Here’s How to Actually Plan (and Use!) All Your Time Off This Year
Corporate America is undergoing a cultural reset. The pandemic resulted in the Great Resignation, a greater focus on employee wellness, and workers feeling empowered to ask for more money and flexibility. Despite this progress, many professionals continue to struggle with rest and setting healthy boundaries with their employers.
“Here in the U.S., we don’t have a strong culture of taking time off like other parts of the world, where work-life balance is a priority — and in some places, like Portugal, an actual right,” says career coach Erin Wiegert of Talking Shop with Erin. “As a result, many companies in the U.S. don’t have the infrastructure or internal norms to support employees taking time off. It’s up to the individual to make sure that business can continue as usual, rather than there being an expectation that work will pause while the person is out.”
Here are three ways to ensure you take time off this year, get more acquainted with rest, and feel less guilt about taking a much-deserved break.
Examine the fine print.
As a former HR manager, I saw employees get burned by poor policies or a misunderstanding of how time off worked at a company. While each company is going to be different, here are some common oversights to be mindful of:
- Does your unused paid time off roll over into the next calendar year? If so, is there a limit on how much PTO is rolled over?
- Will you be paid for your unused PTO if you leave the company? (This will vary from state to state. Be aware of what is governed by your local legislature.)
- Does your company have a “mandatory PTO” or a “minimum PTO use” policy? If so, you could find yourself jilted when all the days you were banking for a specific trip are spent on a last-minute staycation enforced by HR.
Develop a “PTO plan” for your team and yourself.
“Employees end up afraid to take time off because of everything they’ll miss while they’re out, especially if they’re the only one who performs a specific job function,” says Wiegert. “In those cases, it’s common to think, I’d never be able to catch up if I took a whole week off.
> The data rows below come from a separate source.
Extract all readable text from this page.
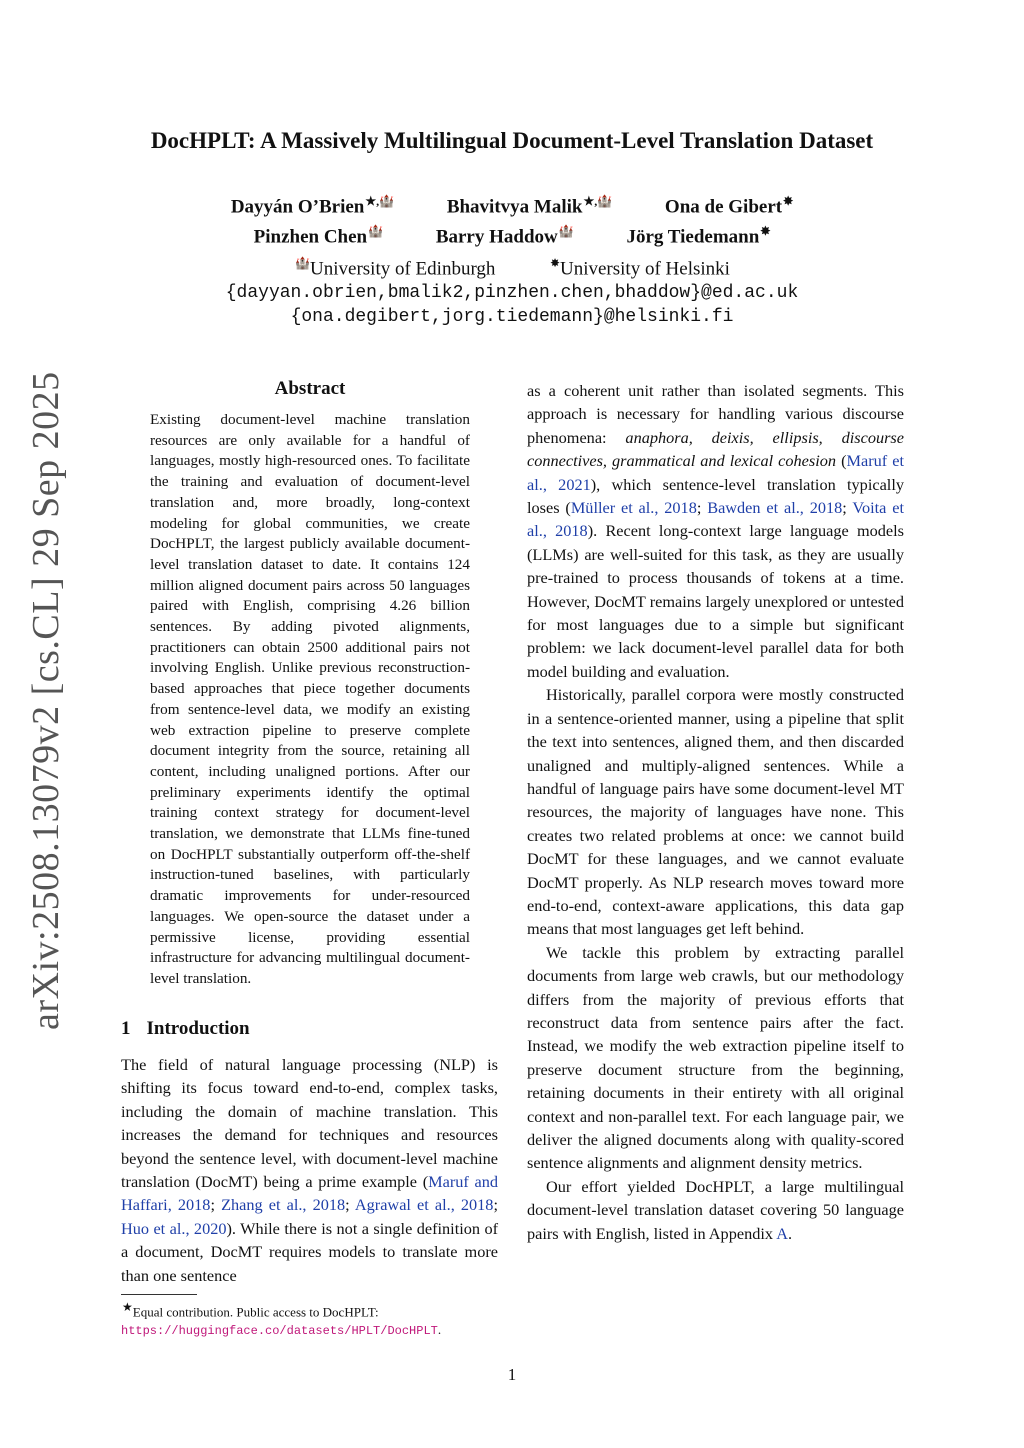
arXiv:2508.13079v2 [cs.CL] 29 Sep 2025
DocHPLT: A Massively Multilingual Document-Level Translation Dataset
Dayyán O’Brien★,🏰	Bhavitvya Malik★,🏰	Ona de Gibert✸
Pinzhen Chen🏰	Barry Haddow🏰	Jörg Tiedemann✸
🏰University of Edinburgh	✸University of Helsinki
{dayyan.obrien,bmalik2,pinzhen.chen,bhaddow}@ed.ac.uk
{ona.degibert,jorg.tiedemann}@helsinki.fi
Abstract
Existing document-level machine translation resources are only available for a handful of languages, mostly high-resourced ones. To facilitate the training and evaluation of document-level translation and, more broadly, long-context modeling for global communities, we create DocHPLT, the largest publicly available document-level translation dataset to date. It contains 124 million aligned document pairs across 50 languages paired with English, comprising 4.26 billion sentences. By adding pivoted alignments, practitioners can obtain 2500 additional pairs not involving English. Unlike previous reconstruction-based approaches that piece together documents from sentence-level data, we modify an existing web extraction pipeline to preserve complete document integrity from the source, retaining all content, including unaligned portions. After our preliminary experiments identify the optimal training context strategy for document-level translation, we demonstrate that LLMs fine-tuned on DocHPLT substantially outperform off-the-shelf instruction-tuned baselines, with particularly dramatic improvements for under-resourced languages. We open-source the dataset under a permissive license, providing essential infrastructure for advancing multilingual document-level translation.
1 Introduction
The field of natural language processing (NLP) is shifting its focus toward end-to-end, complex tasks, including the domain of machine translation. This increases the demand for techniques and resources beyond the sentence level, with document-level machine translation (DocMT) being a prime example (Maruf and Haffari, 2018; Zhang et al., 2018; Agrawal et al., 2018; Huo et al., 2020). While there is not a single definition of a document, DocMT requires models to translate more than one sentence

as a coherent unit rather than isolated segments. This approach is necessary for handling various discourse phenomena: anaphora, deixis, ellipsis, discourse connectives, grammatical and lexical cohesion (Maruf et al., 2021), which sentence-level translation typically loses (Müller et al., 2018; Bawden et al., 2018; Voita et al., 2018). Recent long-context large language models (LLMs) are well-suited for this task, as they are usually pre-trained to process thousands of tokens at a time. However, DocMT remains largely unexplored or untested for most languages due to a simple but significant problem: we lack document-level parallel data for both model building and evaluation.

Historically, parallel corpora were mostly constructed in a sentence-oriented manner, using a pipeline that split the text into sentences, aligned them, and then discarded unaligned and multiply-aligned sentences. While a handful of language pairs have some document-level MT resources, the majority of languages have none. This creates two related problems at once: we cannot build DocMT for these languages, and we cannot evaluate DocMT properly. As NLP research moves toward more end-to-end, context-aware applications, this data gap means that most languages get left behind.

We tackle this problem by extracting parallel documents from large web crawls, but our methodology differs from the majority of previous efforts that reconstruct data from sentence pairs after the fact. Instead, we modify the web extraction pipeline itself to preserve document structure from the beginning, retaining documents in their entirety with all original context and non-parallel text. For each language pair, we deliver the aligned documents along with quality-scored sentence alignments and alignment density metrics.

Our effort yielded DocHPLT, a large multilingual document-level translation dataset covering 50 language pairs with English, listed in Appendix A.

★Equal contribution. Public access to DocHPLT: https://huggingface.co/datasets/HPLT/DocHPLT.
1
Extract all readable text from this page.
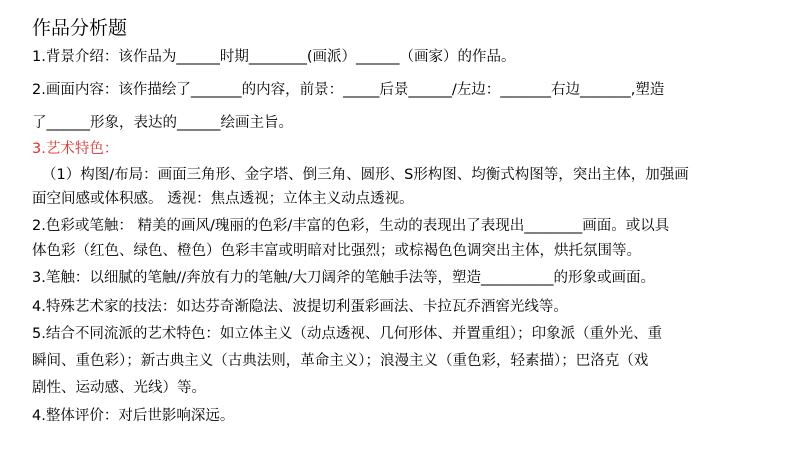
作品分析题
1.背景介绍：该作品为______时期________(画派）______（画家）的作品。
2.画面内容：该作描绘了_______的内容，前景：_____后景______/左边：_______右边_______,塑造
了______形象，表达的______绘画主旨。
3.艺术特色：
（1）构图/布局：画面三角形、金字塔、倒三角、圆形、S形构图、均衡式构图等，突出主体，加强画
面空间感或体积感。 透视：焦点透视；立体主义动点透视。
2.色彩或笔触： 精美的画风/瑰丽的色彩/丰富的色彩，生动的表现出了表现出________画面。或以具
体色彩（红色、绿色、橙色）色彩丰富或明暗对比强烈；或棕褐色色调突出主体，烘托氛围等。
3.笔触：以细腻的笔触//奔放有力的笔触/大刀阔斧的笔触手法等，塑造__________的形象或画面。
4.特殊艺术家的技法：如达芬奇渐隐法、波提切利蛋彩画法、卡拉瓦乔酒窖光线等。
5.结合不同流派的艺术特色：如立体主义（动点透视、几何形体、并置重组）；印象派（重外光、重
瞬间、重色彩）；新古典主义（古典法则，革命主义）；浪漫主义（重色彩，轻素描）；巴洛克（戏
剧性、运动感、光线）等。
4.整体评价：对后世影响深远。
Instead, ask yourself what needs to happen — both professionally and personally — for you to take time off regularly. Remind yourself that completely detaching (yes, from email, too!) is not just a ‘nice to have.’ It’s essential for your mental health — studies show that it actually boosts your creativity and makes you a more productive employee.”
Don’t fall for gimmicks like unlimited PTO.
Unlimited PTO is a hot topic in the world of employee wellness. While some acknowledge its life-saving benefits, you don’t have to search far for those who object to it. As Tyler Calder shared in a recent Girls Night In newsletter, “The funny thing about unlimited PTO is that, unless someone teaches you how to use it properly, it can make you feel like you owe your employer something.”
If you currently work at a company with a flexible PTO plan, consider taking regular time off. This could be a one-week staycation every quarter or sprinkling in three-day weekends several times throughout the year. Tip: Don’t wait until you have planned vacation. Build “recovery days” into your PTO budget. (You deserve to rest — even on weekdays.)